OLS minimizes the sum of squared residuals. Setting the gradient of the loss to zero yields the normal equations, whose unique solution is the projection of y onto the column space of X. The closed-form is the hat matrix formula β = (XᵀX)⁻¹Xᵀy.

How to think about it

OLS solves: minimize over β the loss L = ||y - Xβ||².

Derivation in four steps:

  1. Expand: L = (y - Xβ)ᵀ(y - Xβ) = yᵀy - 2βᵀXᵀy + βᵀXᵀXβ
  2. Differentiate with respect to β and set to zero: ∂L/∂β = -2Xᵀy + 2XᵀXβ = 0
  3. Rearrange to the normal equations: XᵀXβ = Xᵀy
  4. Solve (when XᵀX is invertible): β = (XᵀX)⁻¹Xᵀy

The matrix H = X(XᵀX)⁻¹Xᵀ is the hat matrix — it projects y onto the column space of X. Fitted values are ŷ = Hy.
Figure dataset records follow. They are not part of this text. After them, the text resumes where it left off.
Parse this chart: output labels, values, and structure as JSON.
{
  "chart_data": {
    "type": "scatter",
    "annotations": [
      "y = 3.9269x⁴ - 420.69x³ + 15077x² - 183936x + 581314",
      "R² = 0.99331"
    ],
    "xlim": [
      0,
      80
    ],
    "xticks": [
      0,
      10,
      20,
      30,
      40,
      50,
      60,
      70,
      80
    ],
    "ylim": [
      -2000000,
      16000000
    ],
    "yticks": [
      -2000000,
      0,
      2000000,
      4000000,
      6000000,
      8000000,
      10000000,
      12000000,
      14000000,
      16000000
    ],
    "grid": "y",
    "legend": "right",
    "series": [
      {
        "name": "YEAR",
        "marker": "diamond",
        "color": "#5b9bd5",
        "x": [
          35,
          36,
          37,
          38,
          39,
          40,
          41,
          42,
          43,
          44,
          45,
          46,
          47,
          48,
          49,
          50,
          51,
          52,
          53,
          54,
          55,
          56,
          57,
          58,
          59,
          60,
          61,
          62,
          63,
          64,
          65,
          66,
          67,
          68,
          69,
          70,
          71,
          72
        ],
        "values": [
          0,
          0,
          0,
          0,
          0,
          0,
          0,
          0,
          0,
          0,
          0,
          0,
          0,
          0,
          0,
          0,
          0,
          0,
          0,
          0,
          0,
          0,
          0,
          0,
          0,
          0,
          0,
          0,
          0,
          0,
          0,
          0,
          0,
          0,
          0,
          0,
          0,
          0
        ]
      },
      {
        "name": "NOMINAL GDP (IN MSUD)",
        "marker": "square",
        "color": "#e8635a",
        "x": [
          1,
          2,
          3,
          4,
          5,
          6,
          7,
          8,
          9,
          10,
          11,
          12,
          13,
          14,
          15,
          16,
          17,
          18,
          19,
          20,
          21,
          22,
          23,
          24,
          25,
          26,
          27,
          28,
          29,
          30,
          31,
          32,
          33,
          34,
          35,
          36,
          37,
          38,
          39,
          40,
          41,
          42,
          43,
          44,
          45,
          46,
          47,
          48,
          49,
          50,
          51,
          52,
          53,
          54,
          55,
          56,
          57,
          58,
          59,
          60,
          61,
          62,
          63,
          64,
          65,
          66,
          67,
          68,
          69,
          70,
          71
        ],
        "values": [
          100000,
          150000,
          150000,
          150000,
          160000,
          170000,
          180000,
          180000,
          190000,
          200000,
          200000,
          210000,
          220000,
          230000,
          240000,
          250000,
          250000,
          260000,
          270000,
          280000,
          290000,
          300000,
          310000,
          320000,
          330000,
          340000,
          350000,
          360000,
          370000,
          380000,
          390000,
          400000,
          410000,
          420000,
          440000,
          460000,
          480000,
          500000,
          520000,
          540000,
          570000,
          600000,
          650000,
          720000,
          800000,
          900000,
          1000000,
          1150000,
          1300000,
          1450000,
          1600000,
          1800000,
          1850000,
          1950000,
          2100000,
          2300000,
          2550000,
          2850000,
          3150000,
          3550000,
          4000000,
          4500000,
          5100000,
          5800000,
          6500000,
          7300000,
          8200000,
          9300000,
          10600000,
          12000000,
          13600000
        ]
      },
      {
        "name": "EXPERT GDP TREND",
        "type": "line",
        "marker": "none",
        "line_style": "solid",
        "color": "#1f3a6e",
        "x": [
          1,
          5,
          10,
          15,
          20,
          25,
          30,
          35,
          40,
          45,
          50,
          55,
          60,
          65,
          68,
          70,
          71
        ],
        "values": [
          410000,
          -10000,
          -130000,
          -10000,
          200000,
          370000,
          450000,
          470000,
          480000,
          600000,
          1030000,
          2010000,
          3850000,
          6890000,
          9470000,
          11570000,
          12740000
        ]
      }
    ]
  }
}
When to use the normal equation vs gradient descent:

Normal EquationGradient Descent
ComplexityO(p³ + np²)O(np) per step
n, p regimesmall p (≤ ~10k)large p or sparse
Requires tuningNoYes (learning rate)
import numpy as np

# Normal equation — exact solution
beta = np.linalg.lstsq(X, y, rcond=None)[0]  # numerically stable via SVD

np.linalg.lstsq uses SVD internally rather than explicitly inverting XᵀX, which is numerically safer.